Supporters of the transportation measure won a procedural victory Feb 2, turning aside opponents' procedural attempt to delay the bill. The vote to cut off debate passed 75-11.
In its revenue package, the Finance Committee avoided any increase or indexing of federal motor fuels taxes. They did include such things as cracking down on fuel tax fraud, using interest on the Highway Trust Fund balance, spending down some of that balance and shifting the rest of the tax on gasohol to the trust fund from the general fund. Chairman Charles Grassley (R-Iowa) said, "Our challenge was to get the most bang for the buck without asking taxpayers to pull more money from their wallets. We accomplished that goal."
Mineta says use of general fund would draw veto threat. (Photo by U.S. Dept. of Transportation) |
But some committee members took aim at two of the revenue raisers, arguing that they would use general fund money, not Highway Trust Fund money, to pay for transportation projects. Those provisions, which would raise $17 billion over six years, include a plan to eliminate the impact on the trust fund of the tax differential between gasoline and gasohol and a plan to end trust fund payments to the general fund for state and local government exemptions from the fuel tax.

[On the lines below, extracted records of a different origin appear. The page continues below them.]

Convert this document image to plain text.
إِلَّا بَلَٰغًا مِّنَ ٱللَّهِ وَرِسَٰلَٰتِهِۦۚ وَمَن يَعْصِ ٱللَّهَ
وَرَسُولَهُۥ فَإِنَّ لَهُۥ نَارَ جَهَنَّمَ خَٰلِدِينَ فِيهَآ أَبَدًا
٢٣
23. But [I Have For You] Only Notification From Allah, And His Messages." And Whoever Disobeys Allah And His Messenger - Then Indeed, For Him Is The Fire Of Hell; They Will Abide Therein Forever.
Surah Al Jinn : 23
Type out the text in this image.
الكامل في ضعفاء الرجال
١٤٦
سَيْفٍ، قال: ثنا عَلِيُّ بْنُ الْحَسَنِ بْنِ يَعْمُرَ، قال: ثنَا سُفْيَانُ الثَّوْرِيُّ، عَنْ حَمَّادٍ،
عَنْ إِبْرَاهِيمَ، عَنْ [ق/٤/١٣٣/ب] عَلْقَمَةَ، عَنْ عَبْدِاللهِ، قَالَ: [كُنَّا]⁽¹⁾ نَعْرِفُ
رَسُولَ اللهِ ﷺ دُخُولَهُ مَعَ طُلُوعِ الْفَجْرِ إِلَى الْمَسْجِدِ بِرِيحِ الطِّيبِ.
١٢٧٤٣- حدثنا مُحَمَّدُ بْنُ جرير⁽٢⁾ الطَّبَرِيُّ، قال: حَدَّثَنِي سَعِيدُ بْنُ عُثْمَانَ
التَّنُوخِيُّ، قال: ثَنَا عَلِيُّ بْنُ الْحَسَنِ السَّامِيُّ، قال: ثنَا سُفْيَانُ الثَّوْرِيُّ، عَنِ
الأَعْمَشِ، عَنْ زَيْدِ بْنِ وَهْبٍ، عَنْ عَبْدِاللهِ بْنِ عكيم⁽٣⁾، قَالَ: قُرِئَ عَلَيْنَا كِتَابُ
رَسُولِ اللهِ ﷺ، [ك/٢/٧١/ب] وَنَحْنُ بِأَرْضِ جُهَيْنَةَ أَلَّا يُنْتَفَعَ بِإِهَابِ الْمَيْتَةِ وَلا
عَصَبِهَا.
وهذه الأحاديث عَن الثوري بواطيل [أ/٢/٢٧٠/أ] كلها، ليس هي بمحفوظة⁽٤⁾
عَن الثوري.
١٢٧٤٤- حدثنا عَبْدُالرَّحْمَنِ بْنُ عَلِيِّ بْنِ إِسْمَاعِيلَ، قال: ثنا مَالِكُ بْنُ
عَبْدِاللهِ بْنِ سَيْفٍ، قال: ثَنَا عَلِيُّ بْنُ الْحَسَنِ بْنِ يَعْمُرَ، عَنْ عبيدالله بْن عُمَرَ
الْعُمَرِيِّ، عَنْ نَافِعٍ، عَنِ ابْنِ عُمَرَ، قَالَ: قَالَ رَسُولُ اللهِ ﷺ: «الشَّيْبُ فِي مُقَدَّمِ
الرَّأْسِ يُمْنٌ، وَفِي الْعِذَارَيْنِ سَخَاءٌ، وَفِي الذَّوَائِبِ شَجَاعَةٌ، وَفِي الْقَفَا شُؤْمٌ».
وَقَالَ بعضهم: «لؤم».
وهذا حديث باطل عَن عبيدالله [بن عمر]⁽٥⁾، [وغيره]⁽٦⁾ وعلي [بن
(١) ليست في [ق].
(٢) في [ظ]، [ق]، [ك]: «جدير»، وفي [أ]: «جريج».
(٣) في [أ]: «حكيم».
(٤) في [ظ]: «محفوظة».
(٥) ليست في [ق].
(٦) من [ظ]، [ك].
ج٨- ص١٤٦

Those provisions survived in the committee. But Transportation Secretary Norman Mineta and Treasury Secretary John Snow said later that day that the new bill should have all its highway spending from the Highway Trust Fund. In a letter to Senate Majority Leader Bill Frist (R-Tenn.), Mineta and Snow said the bill must not have any tax increases, bonding mechanisms (except private-activity bonds) or general fund highway financing. If the transportation bill that violates any of those three points, is sent to the President, "his senior advisors would recommend that he veto the bill," Mineta and Snow wrote.